Nilgün TUNÇCAN ONGAN
Nilgün TUNÇCAN ONGAN
Türk Telekom’un akıbeti (demirbaşları satılıp, kârı transfer edildikten sonra batık kredi mahiyetinde geri dönüşü), özelleştirme ideolojisinin öncelik ve özelliklerini ortaya koymak bakımından ibret verici nitelikte.

Kur hareketlerine bağlı olarak kâğıt sektörünün içine düştüğü darboğaz ise SEKA özelinde kamu işletmeciliğinin ekonomik ve toplumsal işlevini hatırlamamız bakımından oldukça önemli.

SEKA ve benzeri teşekküller, ekonomik büyümeyi kalkınma ve sanayileşme stratejisiyle bütünleştirmeyi amaçlayan bir paradigmanın ürünüydü. Bu bağlamda 1936 yılında kurulan SEKA Fabrikası, 1980’de 140 bin ton/yıl kapasiteli bir entegre tesis halini almıştı.

Ancak 1980 sonrası hız kazanan politikalar, tüm kamu işletmelerinin tasfiyesini öngörüyordu. Bu çerçevede kamu işletmelerine yapılan yatırımlar durduruluyor ardından yatırım yapılmayan bu işletmeler “zarar ediyor” gerekçesiyle elden çıkartılıyordu.

Bu tasfiye sürecinden SEKA da nasibini aldı. 1980’lerin ikinci yarısı itibarıyla SEKA’ya yapılan yatırımlar durduruldu.
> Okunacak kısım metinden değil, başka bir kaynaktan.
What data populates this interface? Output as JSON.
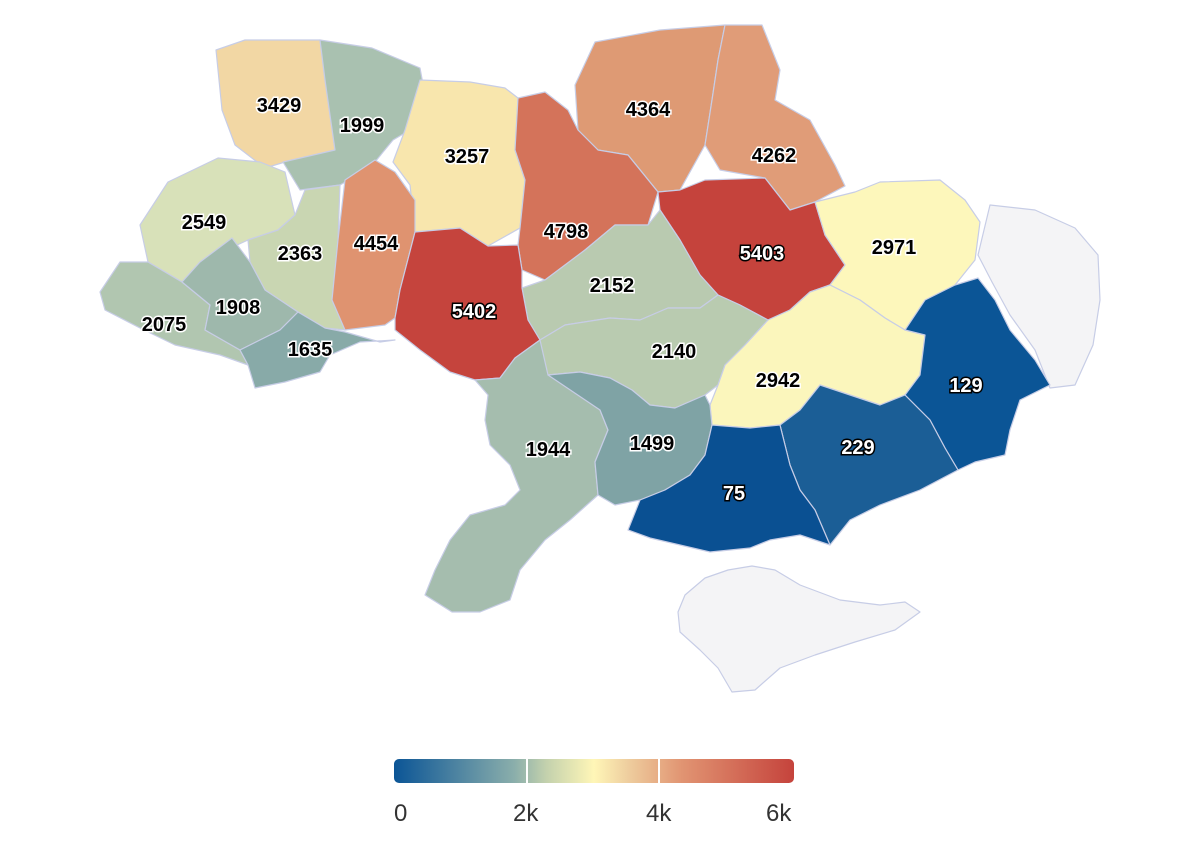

O kadar ki; hammadde bile verilmeyerek üretim ve kapasite kullanım oranları geriletildi. Böylece Türkiye’nin en ileri selüloz üretim teknolojisi atıl hale getirildi.

Tüm bu uygulamalara rağmen SEKA’nın yıllık toplam üretimi ilk kez 1991 yılında özel sektörün gerisinde kaldı. 1998 yılında ise dünyanın en büyük 150 kâğıt firması arasına girebilen tek yerli firma olmuştu. Ancak aynı yıl “etkin olmadığı” gerekçesiyle özelleştirme programına dahil edildi.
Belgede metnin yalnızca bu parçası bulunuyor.